I never though that early marriage is a disruption of my dreams and my goals of my life. I became the prisoners of my fear, I don’t even know how to fight my rights, I kept silence for I am afraid that some of my friends and my family would knew the real things happened with me. Keeping this thing is made me crazy and fool…because I am afraid that they will not believe me and no one will understand me. My x-hubby is a witty persons, He really knows how to target my weaknesses and these are the things affected my being…
* Emotionally distress, I can’t fight my emotions, even to control it, I am always crying and crying, no one who can understand my feelings, no one who eager to listen what I felt before, this is the worse thing that I never forget, It was so sad that I have nothing when I married my x-hubby, I am poor, what I have is my physical attraction. He did not listen what I felt, I never forget when I cried like a baby sitting down in the highway and lying there just to let him show that he hurt me. But he ignored it, he never listened what I felt, instead he shouted and telling me to stop crying. I am a dumb…yes..because I don’t even know how to fight my right…that’s what my problem before, I can’t even know how to voice out what inside my heart and my mind but instead I do crying.
* Physically and mentally abused, he stroke me physically, all of the sudden he gave me the two moon in my two eyes, while doing that one, he accused me that I have another man, and he wanted me to tell if his mind is correct, which is that time he was high from drugs. I am mentally abused in the sense that he wanted to hear from me that his mind is correct, he gave me choices…and chances….I can’t forget the iron which he is ready to bump in my head while kneeling in his legs, as he told me…I will kill you, I will kill our daughter and your family and I will commit suicide if you will not tell me the truth. Those words….made me trouble…but I kept praying that time…asked God what to do because I don’t know how to fight against him. The only thing in my mind is..I need my life, I need to escaped in this kind of dilemma..so I decided to tell him..ok..if that’s what you want….I will tell you that your correct..I have a man…although my mind and my heart are against from what I confessed, after that, he stopped and he let me gone to slept and he said..ok..tomorrow is our new day we will start our new life.

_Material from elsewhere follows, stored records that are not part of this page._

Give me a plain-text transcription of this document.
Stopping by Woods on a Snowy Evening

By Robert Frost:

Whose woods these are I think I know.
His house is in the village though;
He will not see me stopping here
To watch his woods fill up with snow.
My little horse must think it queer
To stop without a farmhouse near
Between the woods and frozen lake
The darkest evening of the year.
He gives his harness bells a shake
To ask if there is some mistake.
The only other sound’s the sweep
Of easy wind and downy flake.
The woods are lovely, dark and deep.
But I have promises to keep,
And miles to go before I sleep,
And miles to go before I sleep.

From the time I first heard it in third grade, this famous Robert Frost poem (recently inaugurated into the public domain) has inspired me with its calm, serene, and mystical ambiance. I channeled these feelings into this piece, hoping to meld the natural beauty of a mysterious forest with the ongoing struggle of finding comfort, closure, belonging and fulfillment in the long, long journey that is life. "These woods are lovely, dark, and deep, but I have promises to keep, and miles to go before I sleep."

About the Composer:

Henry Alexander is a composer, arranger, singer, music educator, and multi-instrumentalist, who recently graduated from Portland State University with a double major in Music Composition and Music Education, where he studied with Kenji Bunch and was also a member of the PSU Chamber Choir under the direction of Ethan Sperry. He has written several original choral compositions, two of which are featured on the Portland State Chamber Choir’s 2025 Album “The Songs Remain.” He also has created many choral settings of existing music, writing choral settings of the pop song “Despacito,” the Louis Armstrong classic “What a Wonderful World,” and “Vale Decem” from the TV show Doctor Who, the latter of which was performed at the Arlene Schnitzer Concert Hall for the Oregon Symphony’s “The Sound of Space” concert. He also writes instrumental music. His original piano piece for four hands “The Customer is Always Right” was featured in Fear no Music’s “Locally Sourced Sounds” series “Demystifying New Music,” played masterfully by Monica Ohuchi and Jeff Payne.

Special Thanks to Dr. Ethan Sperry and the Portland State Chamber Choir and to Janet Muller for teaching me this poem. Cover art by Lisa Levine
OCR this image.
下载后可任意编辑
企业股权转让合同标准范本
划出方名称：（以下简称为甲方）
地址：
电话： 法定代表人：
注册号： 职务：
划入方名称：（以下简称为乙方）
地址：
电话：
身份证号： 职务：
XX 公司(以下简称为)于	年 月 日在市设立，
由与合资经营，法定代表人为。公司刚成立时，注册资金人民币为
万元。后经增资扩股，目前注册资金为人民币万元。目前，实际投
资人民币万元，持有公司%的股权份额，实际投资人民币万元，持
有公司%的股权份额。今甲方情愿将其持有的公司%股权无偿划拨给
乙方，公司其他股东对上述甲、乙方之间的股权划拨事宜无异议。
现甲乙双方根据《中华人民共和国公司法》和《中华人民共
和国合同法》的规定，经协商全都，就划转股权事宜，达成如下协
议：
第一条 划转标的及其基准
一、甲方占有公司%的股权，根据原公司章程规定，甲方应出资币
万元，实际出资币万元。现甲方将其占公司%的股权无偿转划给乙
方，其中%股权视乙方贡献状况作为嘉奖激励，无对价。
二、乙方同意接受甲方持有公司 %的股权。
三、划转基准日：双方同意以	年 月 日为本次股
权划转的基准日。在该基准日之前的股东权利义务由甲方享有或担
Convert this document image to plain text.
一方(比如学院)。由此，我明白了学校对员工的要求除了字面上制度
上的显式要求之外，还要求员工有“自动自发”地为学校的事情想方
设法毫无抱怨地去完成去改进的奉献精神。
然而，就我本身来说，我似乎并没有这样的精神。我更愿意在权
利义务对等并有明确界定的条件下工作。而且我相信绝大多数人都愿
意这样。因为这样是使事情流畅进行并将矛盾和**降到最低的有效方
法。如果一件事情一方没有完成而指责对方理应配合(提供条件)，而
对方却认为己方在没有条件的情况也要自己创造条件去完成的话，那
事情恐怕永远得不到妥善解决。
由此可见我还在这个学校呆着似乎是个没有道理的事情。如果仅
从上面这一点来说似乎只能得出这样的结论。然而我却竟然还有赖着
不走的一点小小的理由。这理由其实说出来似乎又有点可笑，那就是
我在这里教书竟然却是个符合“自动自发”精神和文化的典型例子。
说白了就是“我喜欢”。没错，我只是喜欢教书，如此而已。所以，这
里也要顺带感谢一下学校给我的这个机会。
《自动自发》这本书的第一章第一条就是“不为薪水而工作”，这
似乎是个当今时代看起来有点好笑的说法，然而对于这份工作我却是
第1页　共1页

S$xually abused – I suffered a lot from him, he made things that against in my mind, but I have no choice instead I followed what he wanted to do, this is the worse things that he made in my life, I am just like a pig that he can do what he wants, I have no right but became submissive of what he wanted, too bad…very bad…..
Long suffering – When I decided to leave from our house while he is still sleeping, I left my daughter in his side, but before I left the house, I prayed to our God protection for my daughter and guidance for me, and I trusted everything with Him. I went far away from my daughter although it was too painful as a mother leaving her daughter, but, I have a reason…better to leave with life, than to die, Leaving is worthy and I am correct, although I suffered a lot that time, I gave myself to think and decide for my life and for my daughter, after one month, I tried to contact my x-hubby and we have big fight through phone, as I heard that when I leave from our house, He brought his woman and the newborn baby they have. It’s too painful to hear, that’s the time I questioned God…why I experience this kind of life, which is not worth for me. Why I need to suffered like this I never remember that I did harm someone else. A lot of questions but then God gave me patience in my heart until I slowly understand what He wants me to know.
God gave me only eight months then He answered all my prayers. I realized that God never leave me, He never forsaken me, He is there when the time I decided to leave, He is there when I am in sorrow, He is my refuge and my strength and now He made my life and my daughter's life wonderful.